Comparing 2024 versus 2012 costs

Given the changes over the last 12 years outlined above, comparing ISO 27001 certification costs is virtually impossible. (To view the 2012 cost estimate data, click here.)

Looking at Customer A, for instance, the cost of ISO 27001 certification has increased by roughly 75%. Given that human resource costs are up 50%-plus, the price of the insurance and technology necessary to deliver the services is up 35%-plus, technical complexity is more significant, timelines are shorter, and regulatory/contractual obligations are higher, that number (unfortunately) makes sense.

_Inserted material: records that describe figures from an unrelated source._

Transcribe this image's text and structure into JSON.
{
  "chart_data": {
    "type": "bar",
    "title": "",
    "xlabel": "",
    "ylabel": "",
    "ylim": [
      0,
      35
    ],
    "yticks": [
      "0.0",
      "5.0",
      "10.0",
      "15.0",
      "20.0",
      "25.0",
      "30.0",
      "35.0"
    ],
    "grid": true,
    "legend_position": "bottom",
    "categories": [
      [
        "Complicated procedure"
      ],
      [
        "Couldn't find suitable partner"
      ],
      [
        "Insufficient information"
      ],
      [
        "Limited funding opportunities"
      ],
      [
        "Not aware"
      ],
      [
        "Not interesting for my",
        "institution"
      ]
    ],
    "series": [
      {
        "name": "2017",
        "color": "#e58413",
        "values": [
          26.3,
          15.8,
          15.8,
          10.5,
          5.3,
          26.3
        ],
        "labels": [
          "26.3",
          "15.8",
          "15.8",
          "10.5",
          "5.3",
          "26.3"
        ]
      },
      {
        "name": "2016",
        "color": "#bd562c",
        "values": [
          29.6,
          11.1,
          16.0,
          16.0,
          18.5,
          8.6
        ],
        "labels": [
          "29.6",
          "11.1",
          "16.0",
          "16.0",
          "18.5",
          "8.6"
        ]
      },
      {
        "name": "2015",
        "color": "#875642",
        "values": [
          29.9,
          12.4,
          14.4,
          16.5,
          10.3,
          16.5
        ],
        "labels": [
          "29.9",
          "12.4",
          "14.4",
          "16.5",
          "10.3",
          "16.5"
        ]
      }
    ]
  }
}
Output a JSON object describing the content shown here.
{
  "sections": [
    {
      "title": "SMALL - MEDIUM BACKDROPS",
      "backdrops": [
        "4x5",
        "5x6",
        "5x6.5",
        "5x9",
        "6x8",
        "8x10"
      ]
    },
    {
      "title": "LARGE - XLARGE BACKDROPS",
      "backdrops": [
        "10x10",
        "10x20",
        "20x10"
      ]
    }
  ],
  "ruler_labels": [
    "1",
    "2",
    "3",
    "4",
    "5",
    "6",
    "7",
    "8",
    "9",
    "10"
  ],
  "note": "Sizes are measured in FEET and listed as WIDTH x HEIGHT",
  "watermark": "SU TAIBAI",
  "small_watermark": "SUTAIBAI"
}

A word of caution: Your costs may vary notably.  Chat with us and others before developing a budget. Roughly 75% of our projects fall in the above ranges. Some fall under the range, often because the security program is already mature, the company has an internal audit team, or they can do more remediation in-house. Some end up over the range, usually because the number of locations being certified is high, compliance/certification with multiple standards is required, or significant changes to the cybersecurity and privacy programs are needed.